Despite the tough times in England she never gave up and in 1971 things took a better turn when Cliff Richard hired her as a regular guest singer on his TV variety show.
With the help of Richard’s backing band The Shadows, Newton-John finally scored a hit single with a cover of Bob Dylan’s If Not for You.
Several more hits, including two albums, quickly followed, with an up-tempo take of the murder ballad Banks Of The Ohio, doing well in Australia as well as the UK.
Her 1973 song Let Me Be There was her key to success in the US, earning her a Grammy award for best female country vocal performance.
With a follow-up hit, I Honestly Love You, Newton-John won the female vocalist of the year trophy at the 1974 Country Music Association awards.
Some of the biggest names in American country music were reportedly angered by an Australian pop singer having hits in a genre they regarded as their territory.
It made no difference, and Newton-John later said she had no idea there was a backlash.
‘I was travelling and touring, and I heard about it after, and heard that Dolly [Parton] and Loretta [Lynn] had backed me up, so I had great support,’ she said.

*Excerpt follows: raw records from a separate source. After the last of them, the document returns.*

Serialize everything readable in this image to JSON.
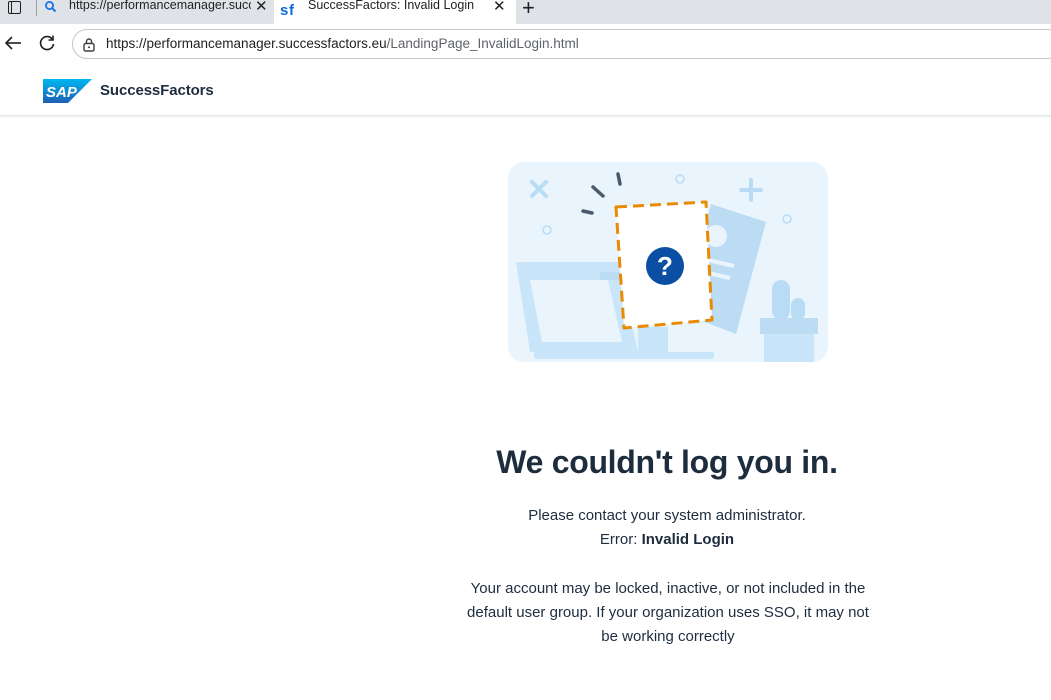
{
  "browser": {
    "tabs": [
      {
        "title": "https://performancemanager.successfactors.eu",
        "favicon": "search-icon",
        "active": false
      },
      {
        "title": "SuccessFactors: Invalid Login",
        "favicon": "sf-icon",
        "active": true
      }
    ],
    "address": {
      "domain": "https://performancemanager.successfactors.eu",
      "path": "/LandingPage_InvalidLogin.html"
    }
  },
  "header": {
    "logo_text": "SAP",
    "brand": "SuccessFactors"
  },
  "main": {
    "heading": "We couldn't log you in.",
    "contact": "Please contact your system administrator.",
    "error_label": "Error:",
    "error_value": "Invalid Login",
    "detail": "Your account may be locked, inactive, or not included in the default user group. If your organization uses SSO, it may not be working correctly"
  },
  "colors": {
    "accent_blue": "#0a4fa3",
    "dashed_orange": "#e98a00",
    "illustration_bg": "#e9f4fd"
  }
}
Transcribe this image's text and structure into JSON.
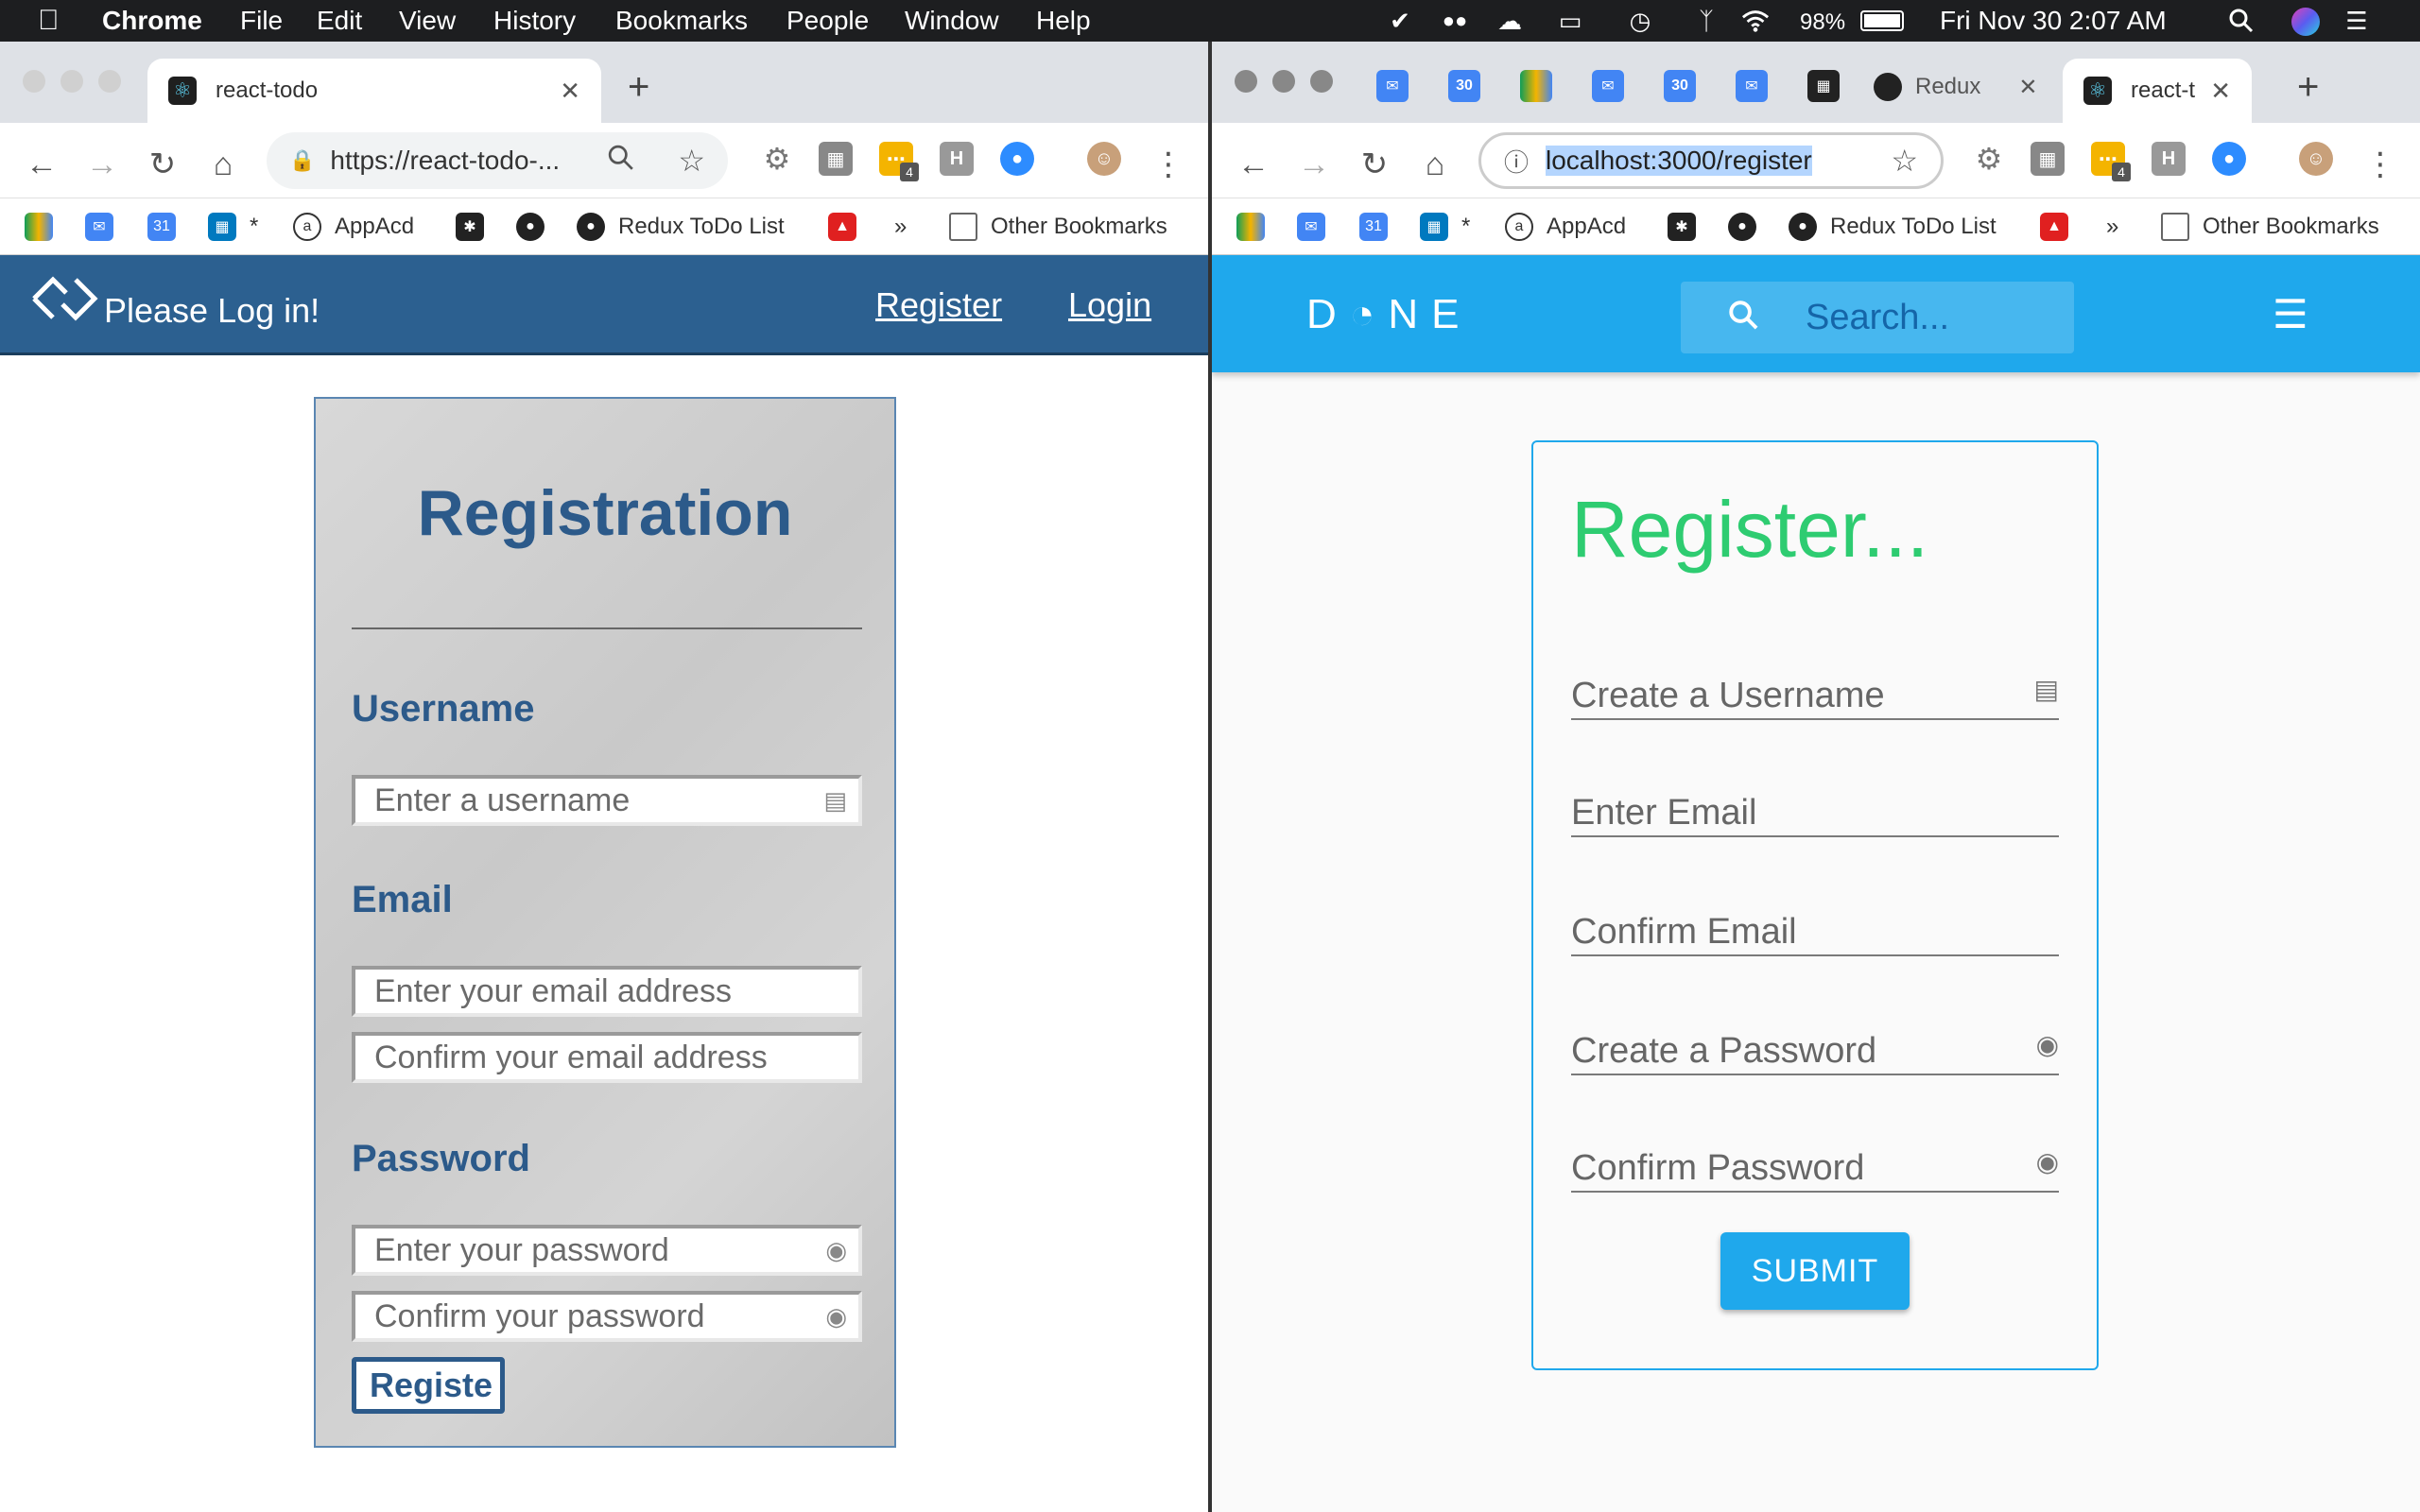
{
  "menubar": {
    "apple": "",
    "app": "Chrome",
    "menus": [
      "File",
      "Edit",
      "View",
      "History",
      "Bookmarks",
      "People",
      "Window",
      "Help"
    ],
    "battery": "98%",
    "clock": "Fri Nov 30  2:07 AM"
  },
  "left_window": {
    "tab_title": "react-todo",
    "url": "https://react-todo-...",
    "bookmarks": {
      "appacd": "AppAcd",
      "redux": "Redux ToDo List",
      "more": "»",
      "other": "Other Bookmarks",
      "star": "*"
    },
    "site": {
      "nav_title": "Please Log in!",
      "nav_register": "Register",
      "nav_login": "Login",
      "form_title": "Registration",
      "username_heading": "Username",
      "username_placeholder": "Enter a username",
      "email_heading": "Email",
      "email_placeholder": "Enter your email address",
      "email_confirm_placeholder": "Confirm your email address",
      "password_heading": "Password",
      "password_placeholder": "Enter your password",
      "password_confirm_placeholder": "Confirm your password",
      "submit": "Registe"
    }
  },
  "right_window": {
    "tab_redux": "Redux",
    "tab_title": "react-t",
    "url": "localhost:3000/register",
    "pinned_calendar_day": "30",
    "ext_badge": "4",
    "bookmarks": {
      "appacd": "AppAcd",
      "redux": "Redux ToDo List",
      "more": "»",
      "other": "Other Bookmarks",
      "star": "*"
    },
    "site": {
      "logo": "D◔NE",
      "search_placeholder": "Search...",
      "form_title": "Register...",
      "fields": [
        "Create a Username",
        "Enter Email",
        "Confirm Email",
        "Create a Password",
        "Confirm Password"
      ],
      "submit": "SUBMIT"
    }
  },
  "colors": {
    "left_nav": "#2c6090",
    "left_heading": "#2c5a8a",
    "right_nav": "#1fa8ec",
    "right_title": "#2ecc71",
    "submit": "#1fa8ec"
  },
  "icons": [
    "apple-icon",
    "wifi-icon",
    "battery-icon",
    "bluetooth-icon",
    "search-icon",
    "id-card-icon",
    "lock-icon",
    "hamburger-menu-icon",
    "github-icon",
    "google-drive-icon"
  ]
}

While some rock music magazines railed against her for not being ‘authentic’, others gave her a pass due to her looks.
Creem magazine asked it’s readers ‘What female singer would ya like most to sit in yr lap? ‘Connie Francis? (too old) Cher? (too bananas). Answer: Olivia!’

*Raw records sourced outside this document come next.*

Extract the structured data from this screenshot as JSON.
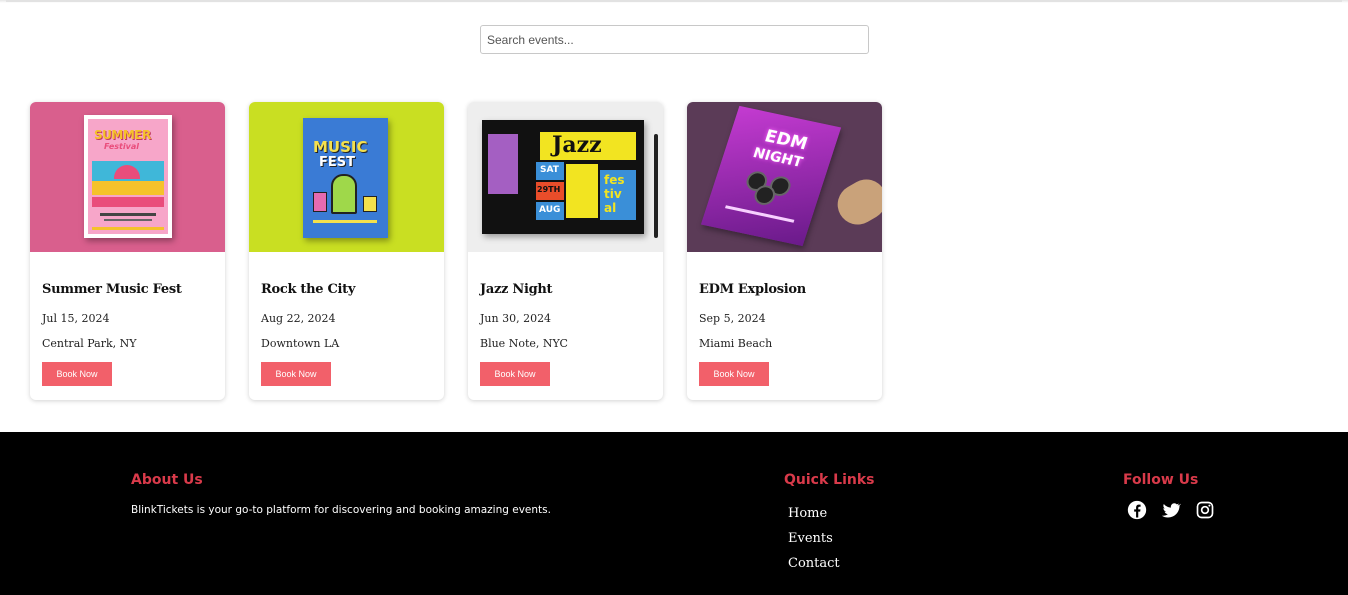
{
  "search": {
    "placeholder": "Search events..."
  },
  "events": [
    {
      "title": "Summer Music Fest",
      "date": "Jul 15, 2024",
      "venue": "Central Park, NY",
      "button": "Book Now",
      "poster_text": [
        "SUMMER",
        "Festival"
      ],
      "bg_color": "#d95f8d"
    },
    {
      "title": "Rock the City",
      "date": "Aug 22, 2024",
      "venue": "Downtown LA",
      "button": "Book Now",
      "poster_text": [
        "MUSIC",
        "FEST"
      ],
      "bg_color": "#c9df22"
    },
    {
      "title": "Jazz Night",
      "date": "Jun 30, 2024",
      "venue": "Blue Note, NYC",
      "button": "Book Now",
      "poster_text": [
        "Jazz",
        "SAT",
        "29TH",
        "AUG",
        "fes",
        "tiv",
        "al"
      ],
      "bg_color": "#eeeeee"
    },
    {
      "title": "EDM Explosion",
      "date": "Sep 5, 2024",
      "venue": "Miami Beach",
      "button": "Book Now",
      "poster_text": [
        "EDM",
        "NIGHT"
      ],
      "bg_color": "#5b3b57"
    }
  ],
  "footer": {
    "about": {
      "heading": "About Us",
      "text": "BlinkTickets is your go-to platform for discovering and booking amazing events."
    },
    "quick_links": {
      "heading": "Quick Links",
      "items": [
        "Home",
        "Events",
        "Contact"
      ]
    },
    "follow": {
      "heading": "Follow Us",
      "icons": [
        "facebook-icon",
        "twitter-icon",
        "instagram-icon"
      ]
    },
    "accent_color": "#d93a4a"
  },
  "colors": {
    "button": "#f2606a"
  }
}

She won more awards, including another three Grammys, but by the late 1970s her sales were dropping.
And then she was cast in the 1978 film Grease, which took her fame and success to a new level.
She was initially not sure if she was right for the part of Sandy Olsson because she was aged 29 when it was filmed and would be playing a 17-year-old.
But she went for it and demanded and got equal billing with co-star John Travolta.
An even smarter bit of negotiating was insisting on a percentage of the film’s profits in return for a lower initial fee of $125,000.
The film and its soundtrack’s success made Newton-John a huge star and a millionaire.
Hit singles such as You’re the One That I Want and Summer Nights were followed by continued success in the 1980s with singles such as Physical, which had originally been turned down by both Rod Stewart and Tina Turner.
Though she never again reached the heights of success she enjoyed with Grease, Newton-John still notched 100million record sales in her remarkable career.